Companies in both the U.S. and Europe are forging ahead with technology demonstrations for unmanned combat air vehicles (UCAV), but the military has yet to establish exactly what it wants from its future UCAVS. While this question remains unanswered, the development of production UCAVs will be delayed and budgets withheld.
Planners drawing up concepts of operations for UCAVs are being bombarded by many influences that often are conflicting. Current operational experience from Afghanistan and Iraq is also playing a large part in defining future UCAV missions. Among the problems facing planners is simply the scale of the technological promises being offered by the UCAV, and whether these promises can translate into a mature product on time. What began as a stealthy, short-range vehicle for one-off attacks in a high-threat environment–as typified by the SEAD (suppression of enemy air defenses) mission–has now changed to a vehicle that offers long endurance in battle zones much farther away than originally envisioned, in turn allowing it to adopt other missions, such as electronic attack and ISR (intelligence, surveillance, reconnaissance).
One of the chief benefits of an unmanned system is “digital acuity,” or the ability of the system to remain as sharp after 30-plus hours of flight as it was when it took off. To leverage this advantage implies that UCAVs must grow larger so that they can fly for longer periods, carry more weapons for increased combat persistence and be equipped with more capable sensors for ISR tasks.
U.S. Air Force experience over Afghanistan has reinforced the need for longer range, while current close-air-support missions over Iraq highlight the need for persistence over the target area, especially in the ISR and close-air-support roles. In addition to increasing the size of the UCAV, designers must develop automated in-flight refueling to satisfy range/endurance needs.
There are many other challenges: the UCAV must be fully integrated into the emerging transformational communication architecture–or networkcentric warfare. This implies the provision of much greater data-flow rates for command and control purposes, to serve ISR and targeting needs, and to deconflict UCAVs from manned aircraft. But increased communications conflict inherently with the stealth properties of the UCAV.
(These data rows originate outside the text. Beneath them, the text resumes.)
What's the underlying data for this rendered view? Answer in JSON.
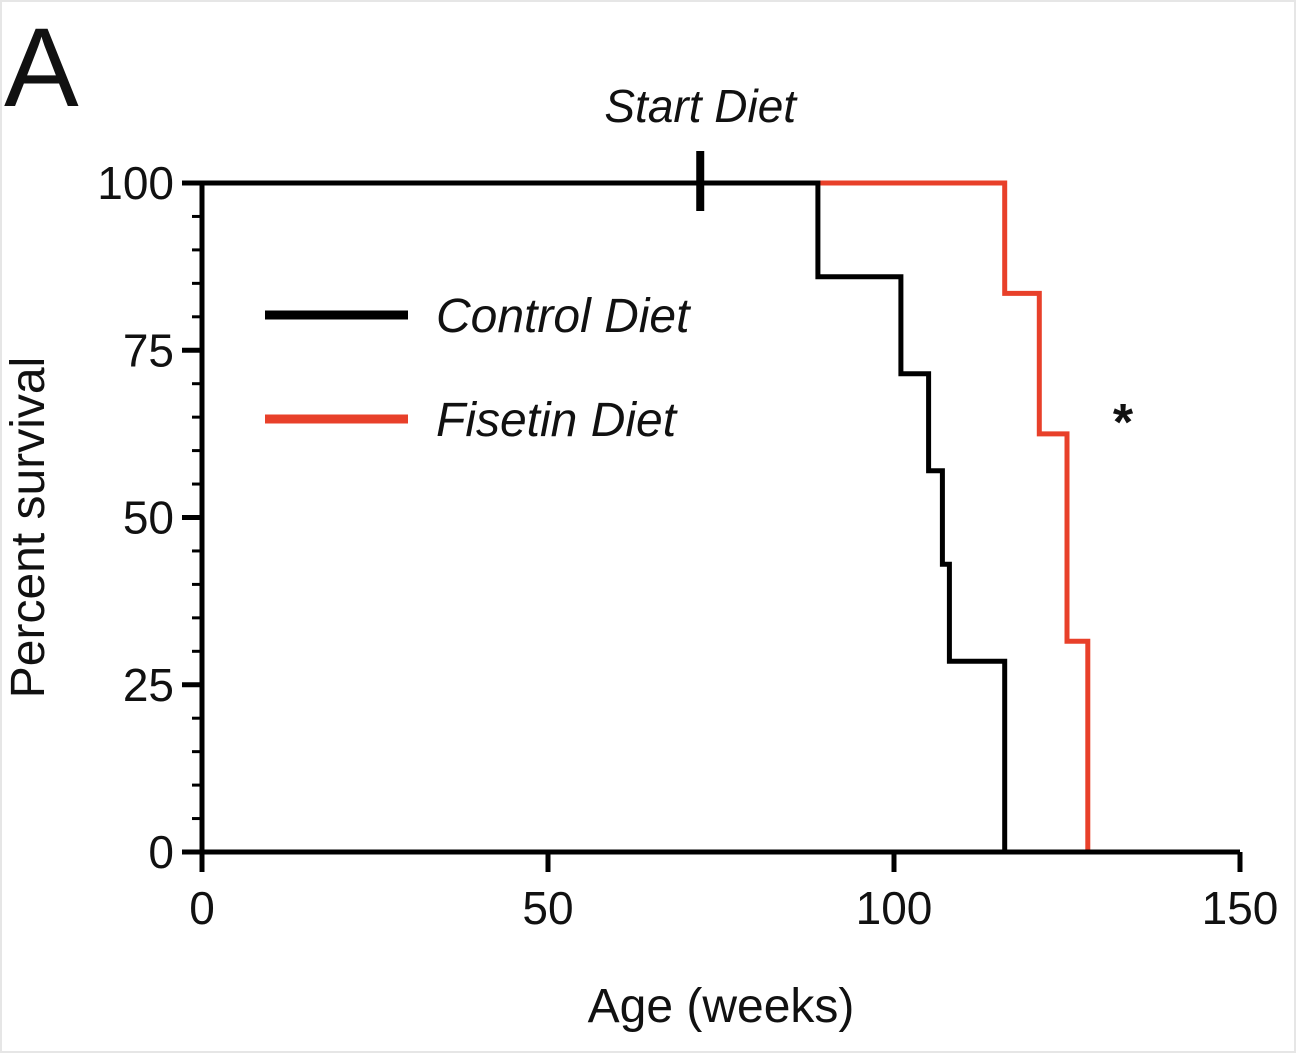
{
  "panel_label": "A",
  "chart_data": {
    "type": "line",
    "step": true,
    "title": "",
    "xlabel": "Age (weeks)",
    "ylabel": "Percent survival",
    "xlim": [
      0,
      150
    ],
    "ylim": [
      0,
      100
    ],
    "xticks": [
      0,
      50,
      100,
      150
    ],
    "yticks": [
      0,
      25,
      50,
      75,
      100
    ],
    "grid": false,
    "legend_position": "upper-left",
    "series": [
      {
        "name": "Control Diet",
        "color": "#000000",
        "x": [
          0,
          89,
          89,
          101,
          101,
          105,
          105,
          107,
          107,
          108,
          108,
          109,
          109,
          116,
          116
        ],
        "y": [
          100,
          100,
          86,
          86,
          71.5,
          71.5,
          57,
          57,
          43,
          43,
          28.5,
          28.5,
          28.5,
          28.5,
          0
        ]
      },
      {
        "name": "Fisetin Diet",
        "color": "#e8402a",
        "x": [
          89,
          116,
          116,
          121,
          121,
          125,
          125,
          128,
          128
        ],
        "y": [
          100,
          100,
          83.5,
          83.5,
          62.5,
          62.5,
          31.5,
          31.5,
          0
        ]
      }
    ],
    "annotations": [
      {
        "text": "Start Diet",
        "x": 72,
        "marker": "tick"
      },
      {
        "text": "*",
        "near_series": "Fisetin Diet"
      }
    ]
  }
}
Deconfliction from manned “friendlies” remains one of the key challenges to planners, especially as the need for dynamic, time-sensitive targeting increases in importance. Corridors or altitude bands can easily be assigned to the UCAV for preplanned missions, but if the vehicle is being dynamically tasked then deconfliction has to be handled equally dynamically.
Furthermore, it is not just the vehicles that have to be deconflicted, it is also the weapons they are releasing. If, say, UCAVs are operating at high altitude, any weapons they launch will have to fall through the airspace below, which may be occupied by manned aircraft. Current deconfliction tracking systems require continuous datalinking, which by its nature imposes stealth issues.
To establish definitive requirements most effectively, the USAF has introduced the CRRA (capabilities review and risk assessment), a process that shifts the emphasis of procurement decision-making from a program-by-program basis to a capabilities- based review focused on the effects such capabilities bring to the battle. For the USAF, under CRRA, a short-term plan is beginning to crystallize for a vehicle that focuses on SEAD. Developers are also exploring additional mission areas such as ISR and communications relay, but an overall decision that narrows the vehicle requirements is needed soon if the UCAV program is to stay on track.
In the longer term, the USAF is studying concepts such as an “Arsenal UCAV”–a long-range B-2-size vehicle that can loiter with a heavy weapons load for a period of perhaps 100 hours, and a “Loyal Wingman” vehicle that can be fully integrated into a flight of manned aircraft to augment the number and type of weapons available.